The Wagadu Chronicles is created by Twin Drums, a game development studio founded by Allan Cudicio in Berlin. Cudicio is half-Ghanaian and raised in Italy, and became interested in designing a game that explored African heritage. In order to set a clear vision for his team and potential stakeholders, Cudicio spend a great deal of time in pre-production, testing gameplay concepts and doing research. As his growing team developed concept art, they were able to build an audience on social media, leading them to launch a successful Kickstarter campaign that raised nearly $200,000. This success allowed them to obtain further funding through the German government, and later through League of Legends developer Riot Games. The studio's core team includes nine employees, the majority of whom are black women.

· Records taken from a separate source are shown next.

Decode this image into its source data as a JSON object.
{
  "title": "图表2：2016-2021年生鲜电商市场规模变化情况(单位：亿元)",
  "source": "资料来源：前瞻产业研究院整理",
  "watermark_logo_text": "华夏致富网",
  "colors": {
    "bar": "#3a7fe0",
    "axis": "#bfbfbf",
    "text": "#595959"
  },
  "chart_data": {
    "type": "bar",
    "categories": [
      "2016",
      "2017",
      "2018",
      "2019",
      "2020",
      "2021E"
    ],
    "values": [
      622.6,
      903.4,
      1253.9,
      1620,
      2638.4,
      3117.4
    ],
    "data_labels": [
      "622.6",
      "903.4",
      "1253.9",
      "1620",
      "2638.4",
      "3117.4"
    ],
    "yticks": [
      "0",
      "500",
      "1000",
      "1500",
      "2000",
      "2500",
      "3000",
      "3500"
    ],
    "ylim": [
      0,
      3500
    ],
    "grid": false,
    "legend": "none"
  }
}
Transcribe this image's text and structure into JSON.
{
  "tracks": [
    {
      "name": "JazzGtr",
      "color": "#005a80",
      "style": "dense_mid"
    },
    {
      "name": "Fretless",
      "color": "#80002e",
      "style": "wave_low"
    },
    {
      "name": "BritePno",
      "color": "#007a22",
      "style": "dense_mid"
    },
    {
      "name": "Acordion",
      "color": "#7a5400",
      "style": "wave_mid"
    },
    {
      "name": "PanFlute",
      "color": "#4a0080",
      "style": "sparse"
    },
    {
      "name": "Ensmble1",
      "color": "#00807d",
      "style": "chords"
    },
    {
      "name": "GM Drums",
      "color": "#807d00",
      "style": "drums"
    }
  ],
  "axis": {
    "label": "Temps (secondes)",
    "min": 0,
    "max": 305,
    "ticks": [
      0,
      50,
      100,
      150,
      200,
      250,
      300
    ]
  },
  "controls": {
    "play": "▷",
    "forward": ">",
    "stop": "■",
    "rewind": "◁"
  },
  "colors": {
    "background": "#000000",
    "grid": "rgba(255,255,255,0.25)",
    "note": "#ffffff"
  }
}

Cudicio began to describe the game as Animal Crossing meets Dungeons & Dragons in an African sauce. The African-inspired setting became a project to decolonize the fantasy genre, which had traditionally been based on European myths featuring fantasy people with European features. The setting premise was designed as a crash between worlds, where the players would have to explore a new realm with limited prior knowledge. This was to avoid the fact that the setting would be unfamiliar to many players. The studio recognized that their audience would need to overcome stereotypes about medieval Africa, and the game pulled elements from pre-colonial Africa such as walled cities, temples, blacksmiths, scriptures, and empires.

Some of the gameplay elements were inspired by reimagining traditional mechanics with a fantasy bend. For example, players can gain materials from animals without killing them, inspired by African concepts of respecting nature and asking for blessing. The team also set a goal to create a role-play heavy setting where players interact with each other, in contrast to other massively multiplayer games that focus on combat and grinding.

== Reception ==
The Wagadu Chronicles was listed in Polygon's best tabletop role-playing games of 2022, citing its imagination going beyond what other games had done before, and the ability to experience it as a video game or pen-and-paper game.

However the early access computer game only managed to capture a niche audience on Steam.